It can take a lot of people to run a LRP event. We often end up with a core team of about 10, monster crew of 20-30 and 30-55 players, and we do cap our monster numbers. We’re beginning to look at monster roles that don’t involve people being on site. This would give us more NPCs that interact over the weekend without people necessarily needing to commit to the whole weekend or needing somewhere to sleep. We also have people who feed our players, manage our email, write systems and build props for us, and people who will direct people where to park there car. Who’ll meet them in the pub and give them their OOC briefing. We have carpenters, electricians, electrical engineers, people who do things with computers, network engineers, chefs, costume designers, creature designers, writers and numerous other highly skilled roles, many of whom do things that I could not do without years of studying.
I’ve written before that I don’t think players pay enough to be customers. No one at any of our events gets paid for what they do. It’s something we do because we enjoy writing games and because they’re fun. The people who put the most into the event are the people running it. It will be something they live and breath for a few weeks before an event, and some of the builds we do can be happening for months before that.
This is, I suspect, something something that you are all aware of. If you’re reading this there is a very good chance that you’re involved in LRP and given my normal blog subject matter you’re hopefully at least thinking about running your own event and want it to be amazing (or maybe you just want to see what goes on behind the scenes). We can’t run events without these people. We certainly wouldn’t be able to pull off some of the stuff that we consider makes us one of the best LRP companies in the world if we didn’t have a pool of highly skilled volunteers to draw from each time we run a game.
We expect a lot from our players. We expect them to know what they want from the game, and we also expect them to respect other people’s games. We expect them to treat us with respect and to treat our crew with the same respect. We expect them to put themselves in interesting situations, and to meet us halfway in many, many things. We expect them to know when they’ve had enough and remove themselves from situations they can’t cope with. We expect them not to die in a manner which may be detrimental to the continuation of our hobby and we expect them to read the emails we send them and if they’re thinking “ooh, that doesn’t sound fun” instead of “fuck yeah! this sounds awesome” to send us an email and say “this may not be the game for me (We give both refunds and respect for this. ).

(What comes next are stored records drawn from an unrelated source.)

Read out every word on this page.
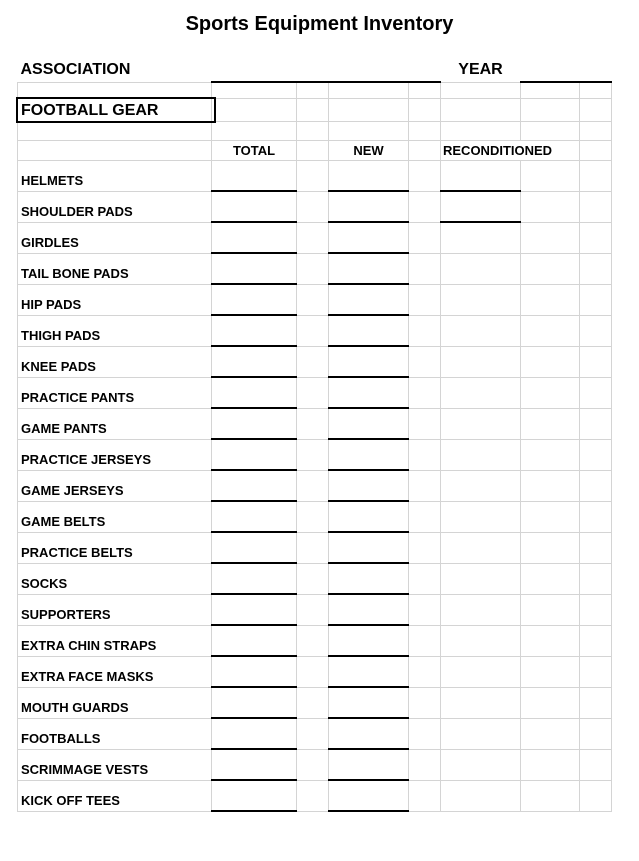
Sports Equipment Inventory
ASSOCIATION					YEAR		

	TOTAL		NEW		RECONDITIONED		
HELMETS							
SHOULDER PADS							
GIRDLES							
TAIL BONE PADS							
HIP PADS							
THIGH PADS							
KNEE PADS							
PRACTICE PANTS							
GAME PANTS							
PRACTICE JERSEYS							
GAME JERSEYS							
GAME BELTS							
PRACTICE BELTS							
SOCKS							
SUPPORTERS							
EXTRA CHIN STRAPS							
EXTRA FACE MASKS							
MOUTH GUARDS							
FOOTBALLS							
SCRIMMAGE VESTS							
KICK OFF TEES							
FOOTBALL GEAR
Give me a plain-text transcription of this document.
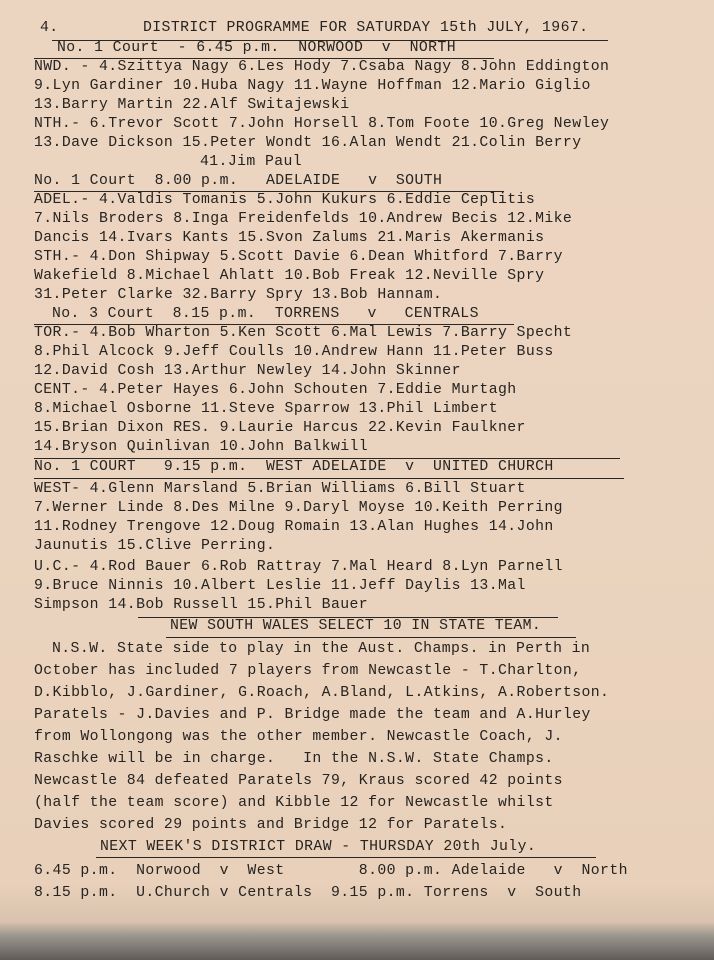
4.	DISTRICT PROGRAMME FOR SATURDAY 15th JULY, 1967.
No. 1 Court  - 6.45 p.m.  NORWOOD  v  NORTH
NWD. - 4.Szittya Nagy 6.Les Hody 7.Csaba Nagy 8.John Eddington
9.Lyn Gardiner 10.Huba Nagy 11.Wayne Hoffman 12.Mario Giglio
13.Barry Martin 22.Alf Switajewski
NTH.- 6.Trevor Scott 7.John Horsell 8.Tom Foote 10.Greg Newley
13.Dave Dickson 15.Peter Wondt 16.Alan Wendt 21.Colin Berry
41.Jim Paul
No. 1 Court  8.00 p.m.   ADELAIDE   v  SOUTH
ADEL.- 4.Valdis Tomanis 5.John Kukurs 6.Eddie Ceplitis
7.Nils Broders 8.Inga Freidenfelds 10.Andrew Becis 12.Mike
Dancis 14.Ivars Kants 15.Svon Zalums 21.Maris Akermanis
STH.- 4.Don Shipway 5.Scott Davie 6.Dean Whitford 7.Barry
Wakefield 8.Michael Ahlatt 10.Bob Freak 12.Neville Spry
31.Peter Clarke 32.Barry Spry 13.Bob Hannam.
No. 3 Court  8.15 p.m.  TORRENS   v   CENTRALS
TOR.- 4.Bob Wharton 5.Ken Scott 6.Mal Lewis 7.Barry Specht
8.Phil Alcock 9.Jeff Coulls 10.Andrew Hann 11.Peter Buss
12.David Cosh 13.Arthur Newley 14.John Skinner
CENT.- 4.Peter Hayes 6.John Schouten 7.Eddie Murtagh
8.Michael Osborne 11.Steve Sparrow 13.Phil Limbert
15.Brian Dixon RES. 9.Laurie Harcus 22.Kevin Faulkner
14.Bryson Quinlivan 10.John Balkwill
No. 1 COURT   9.15 p.m.  WEST ADELAIDE  v  UNITED CHURCH
WEST- 4.Glenn Marsland 5.Brian Williams 6.Bill Stuart
7.Werner Linde 8.Des Milne 9.Daryl Moyse 10.Keith Perring
11.Rodney Trengove 12.Doug Romain 13.Alan Hughes 14.John
Jaunutis 15.Clive Perring.
U.C.- 4.Rod Bauer 6.Rob Rattray 7.Mal Heard 8.Lyn Parnell
9.Bruce Ninnis 10.Albert Leslie 11.Jeff Daylis 13.Mal
Simpson 14.Bob Russell 15.Phil Bauer
NEW SOUTH WALES SELECT 10 IN STATE TEAM.
N.S.W. State side to play in the Aust. Champs. in Perth in
October has included 7 players from Newcastle - T.Charlton,
D.Kibblo, J.Gardiner, G.Roach, A.Bland, L.Atkins, A.Robertson.
Paratels - J.Davies and P. Bridge made the team and A.Hurley
from Wollongong was the other member. Newcastle Coach, J.
Raschke will be in charge.   In the N.S.W. State Champs.
Newcastle 84 defeated Paratels 79, Kraus scored 42 points
(half the team score) and Kibble 12 for Newcastle whilst
Davies scored 29 points and Bridge 12 for Paratels.
NEXT WEEK'S DISTRICT DRAW - THURSDAY 20th July.
6.45 p.m.  Norwood  v  West        8.00 p.m. Adelaide   v  North
8.15 p.m.  U.Church v Centrals  9.15 p.m. Torrens  v  South
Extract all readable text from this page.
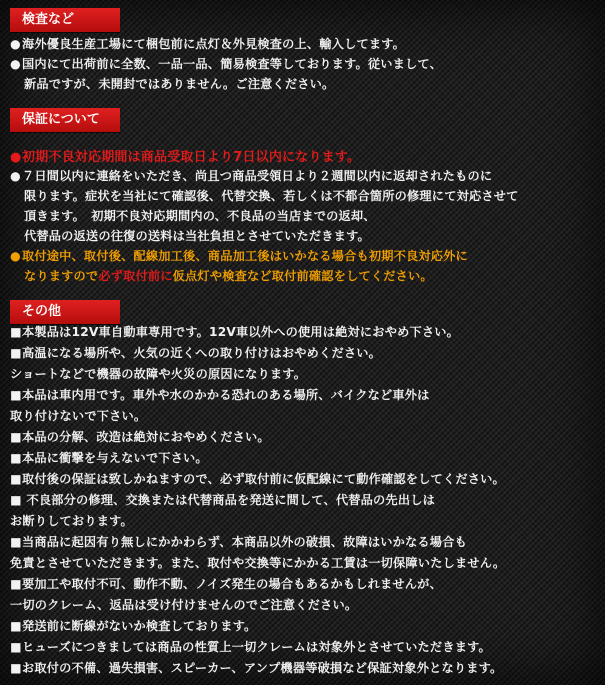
検査など
●海外優良生産工場にて梱包前に点灯＆外見検査の上、輸入してます。
●国内にて出荷前に全数、一品一品、簡易検査等しております。従いまして、
新品ですが、未開封ではありません。ご注意ください。
保証について
●初期不良対応期間は商品受取日より7日以内になります。
●７日間以内に連絡をいただき、尚且つ商品受領日より２週間以内に返却されたものに
限ります。症状を当社にて確認後、代替交換、若しくは不都合箇所の修理にて対応させて
頂きます。　初期不良対応期間内の、不良品の当店までの返却、
代替品の返送の往復の送料は当社負担とさせていただきます。
●取付途中、取付後、配線加工後、商品加工後はいかなる場合も初期不良対応外に
なりますので必ず取付前に仮点灯や検査など取付前確認をしてください。
その他
■本製品は12V車自動車専用です。12V車以外への使用は絶対におやめ下さい。
■高温になる場所や、火気の近くへの取り付けはおやめください。
ショートなどで機器の故障や火災の原因になります。
■本品は車内用です。車外や水のかかる恐れのある場所、バイクなど車外は
取り付けないで下さい。
■本品の分解、改造は絶対におやめください。
■本品に衝撃を与えないで下さい。
■取付後の保証は致しかねますので、必ず取付前に仮配線にて動作確認をしてください。
■ 不良部分の修理、交換または代替商品を発送に間して、代替品の先出しは
お断りしております。
■当商品に起因有り無しにかかわらず、本商品以外の破損、故障はいかなる場合も
免責とさせていただきます。また、取付や交換等にかかる工賃は一切保障いたしません。
■要加工や取付不可、動作不動、ノイズ発生の場合もあるかもしれませんが、
一切のクレーム、返品は受け付けませんのでご注意ください。
■発送前に断線がないか検査しております。
■ヒューズにつきましては商品の性質上一切クレームは対象外とさせていただきます。
■お取付の不備、過失損害、スピーカー、アンプ機器等破損など保証対象外となります。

We’re all deciding to create games together. It should be a happy community where everyone does what they can to further other peoples enjoyment. We’re happy with people asking us for help as long as they’re aware that we won’t be able to give them a refund for a last minute cancellation (it’s a small game, we’ve already spent the money) and that at that point we won’t be able to find another players (we haven’t slept for a week so it’s best that you look for someone yourself).
However, we’re not at the point where we tell you exactly what food we’re providing before an event, we let you supplement it yourselves and we never leave you without tea and coffee. (For those who played Alone 3, we kind of expected you to turn the urn on within about 2 hours of arriving. It never occurred to us that you would abandon the building with the caffeine in it for plot reasons.)